Next: PBKDF2 KEM, Previous: SNTRUP4591761+X25519+HKDF-BLAKE2b KEM, Up: Key encapsulation mechanisms [Index]
kem-with-encap {
{field a {str} >0} {# sntrup4591761-x25519-hkdf-blake2b}
{# mceliece6960119-x25519-hkdf-shake256}
{field cek {bin} >0} {# wrapped CEK}
{field encap {bin} >0}
{field to {with fpr} optional} {# recipient's public key}
{field from {with fpr} optional} {# sender's public key}
}
/kem/*/a equals to "mceliece6960119-x25519-hkdf-shake256".
Recipient public key with
mceliece6960119-x25519
algorithm must be used.

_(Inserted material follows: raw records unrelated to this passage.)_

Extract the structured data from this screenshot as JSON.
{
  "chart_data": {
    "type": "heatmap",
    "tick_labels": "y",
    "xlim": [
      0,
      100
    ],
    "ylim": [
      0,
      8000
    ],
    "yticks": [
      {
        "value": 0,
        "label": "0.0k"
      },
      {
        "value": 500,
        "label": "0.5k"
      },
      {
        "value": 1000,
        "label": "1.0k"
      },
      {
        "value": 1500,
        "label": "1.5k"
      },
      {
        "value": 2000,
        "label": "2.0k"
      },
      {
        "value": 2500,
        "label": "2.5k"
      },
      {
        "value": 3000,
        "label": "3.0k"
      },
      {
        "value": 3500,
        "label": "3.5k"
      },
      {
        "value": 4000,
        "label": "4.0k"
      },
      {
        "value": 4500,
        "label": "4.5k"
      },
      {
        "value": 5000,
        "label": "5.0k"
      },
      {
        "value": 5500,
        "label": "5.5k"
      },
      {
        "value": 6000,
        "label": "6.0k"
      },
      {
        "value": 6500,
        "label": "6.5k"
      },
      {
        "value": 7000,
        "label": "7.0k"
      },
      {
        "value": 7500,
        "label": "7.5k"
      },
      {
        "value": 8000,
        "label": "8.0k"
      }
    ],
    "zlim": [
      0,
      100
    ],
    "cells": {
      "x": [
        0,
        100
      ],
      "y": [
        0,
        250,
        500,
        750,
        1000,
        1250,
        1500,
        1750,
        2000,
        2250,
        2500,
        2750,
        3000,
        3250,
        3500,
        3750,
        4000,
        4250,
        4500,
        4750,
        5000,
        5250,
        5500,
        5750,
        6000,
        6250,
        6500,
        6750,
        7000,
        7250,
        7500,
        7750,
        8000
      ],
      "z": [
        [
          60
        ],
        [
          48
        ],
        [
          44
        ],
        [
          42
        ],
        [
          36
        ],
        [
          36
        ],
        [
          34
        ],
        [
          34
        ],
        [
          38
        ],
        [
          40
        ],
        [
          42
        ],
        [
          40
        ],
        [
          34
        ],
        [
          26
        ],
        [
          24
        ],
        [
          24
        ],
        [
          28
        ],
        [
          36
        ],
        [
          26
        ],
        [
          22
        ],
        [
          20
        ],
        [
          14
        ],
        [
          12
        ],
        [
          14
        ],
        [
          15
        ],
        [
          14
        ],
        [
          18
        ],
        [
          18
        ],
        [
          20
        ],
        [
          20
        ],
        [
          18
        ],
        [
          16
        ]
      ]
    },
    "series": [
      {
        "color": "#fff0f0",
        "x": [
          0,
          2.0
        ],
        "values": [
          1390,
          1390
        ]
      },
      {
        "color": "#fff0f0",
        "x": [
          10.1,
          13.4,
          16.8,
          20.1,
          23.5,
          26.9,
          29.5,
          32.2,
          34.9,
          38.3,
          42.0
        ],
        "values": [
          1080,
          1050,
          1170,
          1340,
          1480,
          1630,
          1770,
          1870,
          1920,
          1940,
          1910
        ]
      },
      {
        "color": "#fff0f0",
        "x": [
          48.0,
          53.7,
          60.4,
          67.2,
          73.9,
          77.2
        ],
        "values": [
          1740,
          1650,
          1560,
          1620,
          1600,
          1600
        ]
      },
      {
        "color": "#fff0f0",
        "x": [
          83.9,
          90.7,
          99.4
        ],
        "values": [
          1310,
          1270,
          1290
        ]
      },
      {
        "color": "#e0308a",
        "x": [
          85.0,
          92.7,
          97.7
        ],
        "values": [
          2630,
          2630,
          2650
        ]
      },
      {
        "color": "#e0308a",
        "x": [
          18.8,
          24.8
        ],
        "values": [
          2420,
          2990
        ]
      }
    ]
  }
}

It should have "kem" key usage set.
Recipient’s map /kem/*/encap field is a concatenation of
194 bytes of Classic McEliece 6960-119 ciphertext, containing
ephemeral key, with 32 bytes of ephemeral X25519 public key.
Recipient performs X25519 and Classic McEliece computations to derive/decapsulate two 32-byte shared keys. Then it combines them to get the KEK decryption key of the CEK.
H = SHAKE256
PRK = HKDF-Extract(H, salt="", ikm=
mceliece6960119-shared-key || es-x25519-shared-key ||
H(mceliece6960119-sender-ciphertext || e-x25519-sender-public-key) ||
H(mceliece6960119-recipient-public-key || s-x25519-recipient-public-key))
if specified(sender):
PRK = HKDF-Extract(H, salt=PRK, ikm=
ss-x25519-shared-key ||
s-x25519-sender-public-key ||
s-x25519-recipient-public-key)
KEK = HKDF-Expand(H, prk=PRK,
info="cm/encrypted/mceliece6960119-x25519-hkdf-shake256" || /salt)
/kem/*/cek is wrapped with XChaCha20-Poly1305 key wrapping mechanism mechanism.
HKDF is KDF algorithm, RFC 5869. SHAKE is a XOF function. KEM combiner nearly fully resembles Chempat.
If sender/recipient’s public key structure contains
/load/v/prehash field, then it could be used as already
calculated values of SHAKE256 calls of PRK.